Development of Alkylated Hydrazides as Highly Potent and Selective Class I Histone Deacetylase Inhibitors with T cell Modulatory Properties

Histone deacetylases (HDACs) are epigenetic regulators and additionally control the activity of non-histone substrates. We recently demonstrated that inhibition of HDAC8 overexpressed in various of cancers reduces hepatocellular carcinoma tumorigenicity in a T cell-dependent manner. Here, we present alkylated hydrazide-based class I HDAC inhibitors in which the n-hexyl side chain attached to the hydrazide moiety shows HDAC8 selectivity in vitro. Analysis of the mode of inhibition of the most promising compound 7d against HDAC8 revealed a substrate-competitive binding mode. 7d marked induced acetylation of the HDAC8 substrates H3K27 and SMC3 but not tubulin in CD4+ T lymphocytes, and significantly upregulated gene expressions for memory and effector functions. Furthermore, intraperitoneal injection of 7d (10 mg/kg) in C57BL/6 mice increased interleukin-2 expression in CD4+ T cells and CD8+ T cell proportion with no apparent toxicity. This study expands a novel chemotype of HDAC8 inhibitors with T cell modulatory properties for future therapeutic applications.
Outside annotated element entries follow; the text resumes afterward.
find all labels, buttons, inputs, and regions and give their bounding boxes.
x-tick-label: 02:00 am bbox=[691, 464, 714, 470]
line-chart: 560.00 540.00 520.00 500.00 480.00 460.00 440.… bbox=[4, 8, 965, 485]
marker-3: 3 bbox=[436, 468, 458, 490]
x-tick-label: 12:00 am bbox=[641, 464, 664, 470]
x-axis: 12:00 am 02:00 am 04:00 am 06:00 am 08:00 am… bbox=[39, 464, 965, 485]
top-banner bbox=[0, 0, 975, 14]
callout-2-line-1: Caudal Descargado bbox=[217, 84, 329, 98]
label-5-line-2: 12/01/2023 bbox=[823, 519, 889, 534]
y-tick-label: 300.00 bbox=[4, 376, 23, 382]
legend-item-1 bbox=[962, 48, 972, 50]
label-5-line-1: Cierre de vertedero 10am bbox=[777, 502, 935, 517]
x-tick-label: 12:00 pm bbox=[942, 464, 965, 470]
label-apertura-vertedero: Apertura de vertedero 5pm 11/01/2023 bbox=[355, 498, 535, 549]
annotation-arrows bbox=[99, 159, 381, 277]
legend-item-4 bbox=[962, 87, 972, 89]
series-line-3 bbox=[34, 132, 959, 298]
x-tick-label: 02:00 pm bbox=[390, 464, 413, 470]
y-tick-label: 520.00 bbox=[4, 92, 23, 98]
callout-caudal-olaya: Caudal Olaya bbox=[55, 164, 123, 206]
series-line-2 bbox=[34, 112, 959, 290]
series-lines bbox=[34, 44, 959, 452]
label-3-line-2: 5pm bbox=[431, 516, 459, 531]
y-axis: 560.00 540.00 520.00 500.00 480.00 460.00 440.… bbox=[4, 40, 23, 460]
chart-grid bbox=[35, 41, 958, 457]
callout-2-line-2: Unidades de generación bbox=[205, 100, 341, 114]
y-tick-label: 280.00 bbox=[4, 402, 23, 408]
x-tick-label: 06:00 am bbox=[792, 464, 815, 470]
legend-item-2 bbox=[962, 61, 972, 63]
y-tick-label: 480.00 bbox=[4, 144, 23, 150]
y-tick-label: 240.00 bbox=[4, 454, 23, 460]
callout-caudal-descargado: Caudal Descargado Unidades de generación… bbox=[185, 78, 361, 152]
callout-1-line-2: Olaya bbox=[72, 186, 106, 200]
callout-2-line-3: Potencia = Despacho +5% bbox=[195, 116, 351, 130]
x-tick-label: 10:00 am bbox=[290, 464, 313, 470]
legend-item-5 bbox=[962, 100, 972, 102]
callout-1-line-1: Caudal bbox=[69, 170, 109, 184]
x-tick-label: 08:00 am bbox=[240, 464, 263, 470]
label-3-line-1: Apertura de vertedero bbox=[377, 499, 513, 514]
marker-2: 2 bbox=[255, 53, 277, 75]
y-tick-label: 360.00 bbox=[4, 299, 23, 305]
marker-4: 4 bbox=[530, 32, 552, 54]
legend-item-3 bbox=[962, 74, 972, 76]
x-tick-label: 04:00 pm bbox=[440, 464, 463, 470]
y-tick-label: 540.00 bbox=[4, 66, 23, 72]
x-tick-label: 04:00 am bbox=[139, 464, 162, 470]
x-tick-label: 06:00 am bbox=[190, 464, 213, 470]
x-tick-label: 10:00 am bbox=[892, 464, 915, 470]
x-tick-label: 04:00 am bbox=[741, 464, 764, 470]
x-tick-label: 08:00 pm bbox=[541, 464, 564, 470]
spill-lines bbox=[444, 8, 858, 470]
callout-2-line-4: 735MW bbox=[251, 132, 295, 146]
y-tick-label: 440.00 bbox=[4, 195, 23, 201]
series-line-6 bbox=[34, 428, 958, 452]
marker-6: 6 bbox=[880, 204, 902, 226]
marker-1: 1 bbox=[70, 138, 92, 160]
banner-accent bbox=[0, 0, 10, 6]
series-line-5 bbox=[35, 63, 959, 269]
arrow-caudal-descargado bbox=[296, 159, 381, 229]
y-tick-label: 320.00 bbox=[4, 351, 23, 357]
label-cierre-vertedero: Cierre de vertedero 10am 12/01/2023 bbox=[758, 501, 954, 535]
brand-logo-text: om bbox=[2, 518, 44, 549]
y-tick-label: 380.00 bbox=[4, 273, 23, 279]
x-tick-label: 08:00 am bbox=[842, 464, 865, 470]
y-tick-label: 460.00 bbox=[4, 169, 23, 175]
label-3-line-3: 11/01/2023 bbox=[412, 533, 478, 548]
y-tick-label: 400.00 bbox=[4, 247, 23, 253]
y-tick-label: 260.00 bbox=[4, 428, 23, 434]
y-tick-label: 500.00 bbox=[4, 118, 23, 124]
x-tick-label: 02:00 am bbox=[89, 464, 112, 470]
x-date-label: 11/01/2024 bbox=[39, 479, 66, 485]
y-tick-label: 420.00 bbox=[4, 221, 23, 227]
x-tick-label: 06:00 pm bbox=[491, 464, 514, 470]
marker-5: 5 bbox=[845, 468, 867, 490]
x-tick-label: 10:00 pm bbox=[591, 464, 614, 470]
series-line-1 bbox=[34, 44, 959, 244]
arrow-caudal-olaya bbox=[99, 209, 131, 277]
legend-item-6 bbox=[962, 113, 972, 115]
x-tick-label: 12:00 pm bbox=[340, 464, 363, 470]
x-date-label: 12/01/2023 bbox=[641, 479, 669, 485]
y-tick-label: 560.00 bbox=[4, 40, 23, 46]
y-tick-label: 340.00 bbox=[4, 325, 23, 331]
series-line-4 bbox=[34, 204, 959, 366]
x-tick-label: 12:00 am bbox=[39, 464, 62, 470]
组蛋白去乙酰化酶（Histone deacetylases, HDACs）是表观遗传调控因子，同时可调控非组蛋白底物的活性。我们近期的研究证实，在多种癌症中高表达的HDAC8受到抑制后，可通过T细胞依赖性途径降低肝细胞癌的致瘤性。本研究报道了一类基于烷基化酰肼的I类HDAC抑制剂，其中连接于酰肼基团的正己基侧链在体外表现出HDAC8选择性。针对最具开发潜力的化合物7d的HDAC8抑制模式分析显示，其结合方式为底物竞争性结合模式。化合物7d可显著诱导CD4+ T淋巴细胞（CD4+ T lymphocytes）中HDAC8底物H3K27与SMC3的乙酰化，却不会影响微管蛋白（tubulin）的乙酰化水平，并显著上调记忆与效应功能相关的基因表达。此外，在C57BL/6小鼠中以10 mg/kg剂量腹腔注射化合物7d，可提升CD4+ T细胞中的白细胞介素-2（interleukin-2）表达水平，并增加CD8+ T细胞的比例，且未表现出明显毒性。本研究拓展了一类具备T细胞调控特性的新型HDAC8抑制剂化学型，为未来的治疗应用提供了新的研究方向。